Kubbenin yenilenmesi sırasında bazı tarihi unsurlar restore edilmiş. Örneğin, kubbedeki bahçeye açılan tüm pencereler ve veranda kapıları orijinal mimarisine döndürülmüş. Zaman içinde, sanat eserlerine yer açmak için bunlardan birkaçı tuğlalarla örülmüş. Pencereler ışık yeniden içeri akmaya başlamış. Zemin ve birinci katta bulunan cömertçe dekore edilmiş dökme demir sütunlar da yıllarca gözlerden uzak kaldıktan sonra yeniden görülebilir hale gelmiş. Kubbenin iç mimari tasarımı Studio Modijefski tarafından üstlenilmiş. Kafe, giriş, oturma elemanları ve mağazanın vitrinlerinin her biri, bu anıtsal mekana kendine özgü bir karakter kazandıran, kendi materyalizasyonuna ve tasarım diline sahip.

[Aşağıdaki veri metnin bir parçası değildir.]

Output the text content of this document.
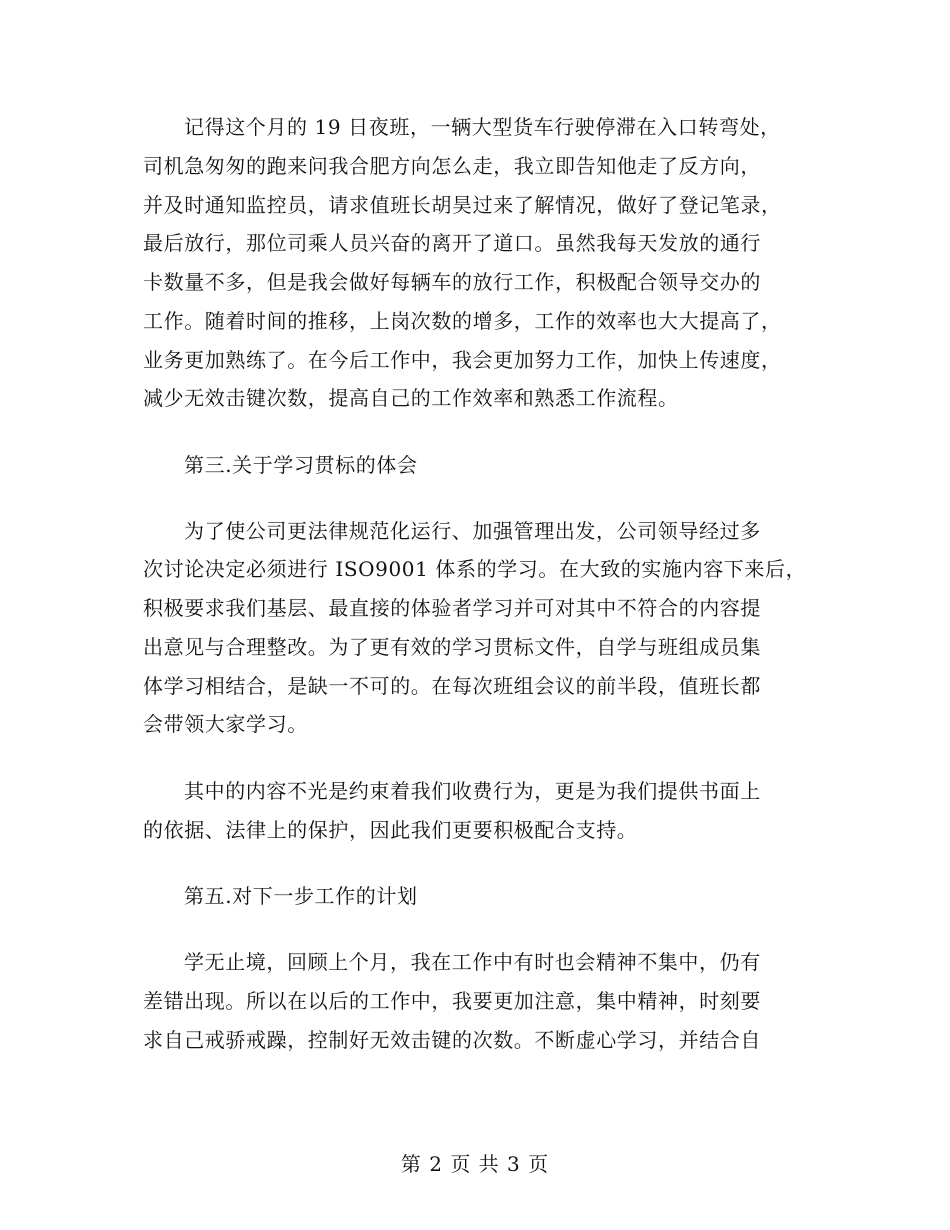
记得这个月的 19 日夜班，一辆大型货车行驶停滞在入口转弯处，
司机急匆匆的跑来问我合肥方向怎么走，我立即告知他走了反方向，
并及时通知监控员，请求值班长胡昊过来了解情况，做好了登记笔录，
最后放行，那位司乘人员兴奋的离开了道口。虽然我每天发放的通行
卡数量不多，但是我会做好每辆车的放行工作，积极配合领导交办的
工作。随着时间的推移，上岗次数的增多，工作的效率也大大提高了，
业务更加熟练了。在今后工作中，我会更加努力工作，加快上传速度，
减少无效击键次数，提高自己的工作效率和熟悉工作流程。
第三.关于学习贯标的体会
为了使公司更法律规范化运行、加强管理出发，公司领导经过多
次讨论决定必须进行 ISO9001 体系的学习。在大致的实施内容下来后，
积极要求我们基层、最直接的体验者学习并可对其中不符合的内容提
出意见与合理整改。为了更有效的学习贯标文件，自学与班组成员集
体学习相结合，是缺一不可的。在每次班组会议的前半段，值班长都
会带领大家学习。
其中的内容不光是约束着我们收费行为，更是为我们提供书面上
的依据、法律上的保护，因此我们更要积极配合支持。
第五.对下一步工作的计划
学无止境，回顾上个月，我在工作中有时也会精神不集中，仍有
差错出现。所以在以后的工作中，我要更加注意，集中精神，时刻要
求自己戒骄戒躁，控制好无效击键的次数。不断虚心学习，并结合自
第 2 页 共 3 页
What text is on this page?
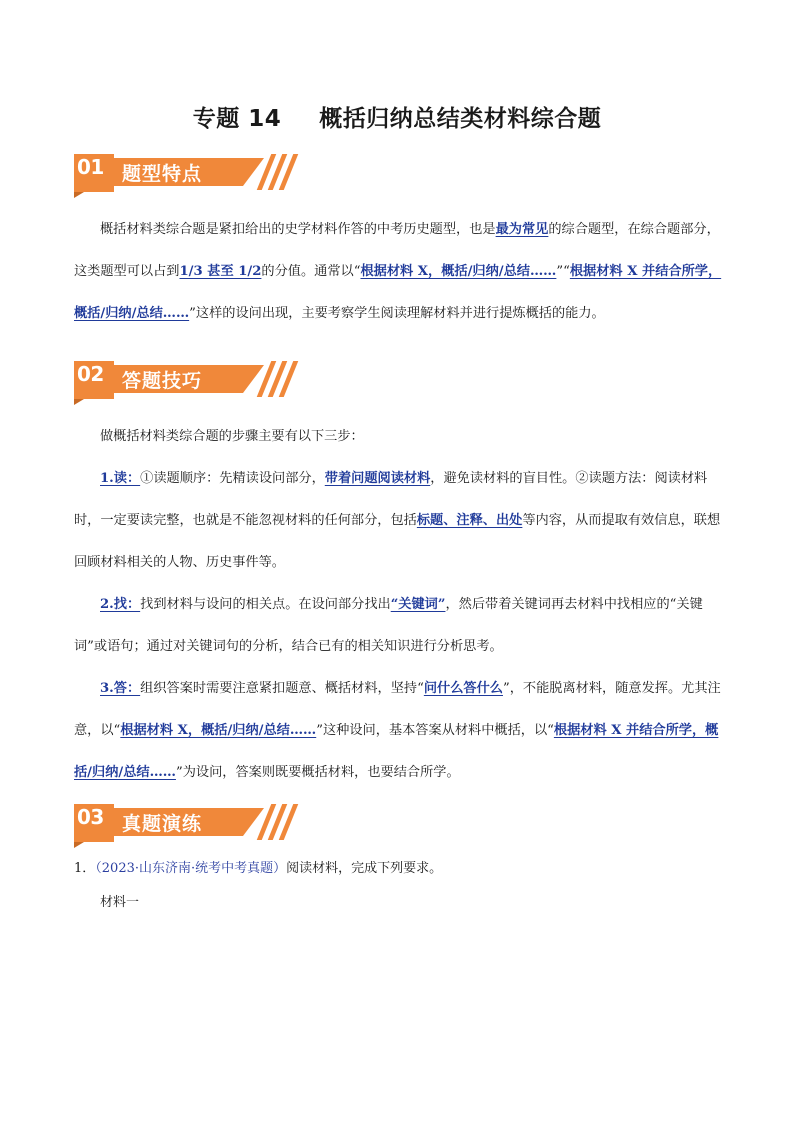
专题 14 概括归纳总结类材料综合题
01 题型特点

概括材料类综合题是紧扣给出的史学材料作答的中考历史题型，也是最为常见的综合题型，在综合题部分，这类题型可以占到1/3 甚至 1/2的分值。通常以“根据材料 X，概括/归纳/总结……”“根据材料 X 并结合所学，概括/归纳/总结……”这样的设问出现，主要考察学生阅读理解材料并进行提炼概括的能力。

02 答题技巧

做概括材料类综合题的步骤主要有以下三步：

1.读：①读题顺序：先精读设问部分，带着问题阅读材料，避免读材料的盲目性。②读题方法：阅读材料时，一定要读完整，也就是不能忽视材料的任何部分，包括标题、注释、出处等内容，从而提取有效信息，联想回顾材料相关的人物、历史事件等。

2.找：找到材料与设问的相关点。在设问部分找出“关键词”，然后带着关键词再去材料中找相应的“关键词”或语句；通过对关键词句的分析，结合已有的相关知识进行分析思考。

3.答：组织答案时需要注意紧扣题意、概括材料，坚持“问什么答什么”，不能脱离材料，随意发挥。尤其注意，以“根据材料 X，概括/归纳/总结……”这种设问，基本答案从材料中概括，以“根据材料 X 并结合所学，概括/归纳/总结……”为设问，答案则既要概括材料，也要结合所学。

03 真题演练

1．（2023·山东济南·统考中考真题）阅读材料，完成下列要求。

材料一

Binayı doğudan batıya delen geniş bir merdiven, heykel bahçesine bağlanıyor. Merdivenler, ziyaretçilere müze bileti olmaksızın içerideki etkinlik ve sergilerin bir tanıtımını sunuyor. Bu merdivenler aynı zamanda heykel bahçesindeki performansları izlemek isteyen izleyiciler için bir tribün işlevi görüyor. Parkın, nehrin ve çevredeki geniş peyzajın muhteşem manzarasını sunan yüzer bir balkona çıkan bahçe ve beton merdiven tüm halka açık olacak şekilde kurgulanmış.

Yenilenen binada eski ve yeni şaşırtıcı bir şekilde birbirine bağlanırken, manzara da müze deneyiminde önemli bir rol oynuyor. Şehrin merkezinde yer alan ancak yine de yeşilliklerle çevrili olan bina ve konumu, Ren nehrinin dikkat çekici panoramik bir manzarasını sunuyor. Ziyaretçinin sanata odaklanabileceği sessiz alanlar ile yansıma odaları arasında net bir yönlendirme oluşturulmasına özellikle dikkat edilmiş. Kesintisiz duvarlara sahip sessiz sergi salonları, müzenin eşsiz konumunu en iyi şekilde kullanan ve vurgulayan açık ve büyük, kesintisiz pencereler aracılığıyla manzara ve şehrin serbest manzarasını sunan alanlarla serpiştirilmiş. Gün ışığı alan sergi salonları bu nedenle manzarayla rekabet etmiyor. Bu içe dönük ve dışa dönük ritim, insan yapımı sanat deneyimi ve farklı manzara türleri, yeni Arnhem Müzesi’ni ziyaret etmeyi teşvik edici ve çeşitli bir deneyim haline getiriyor.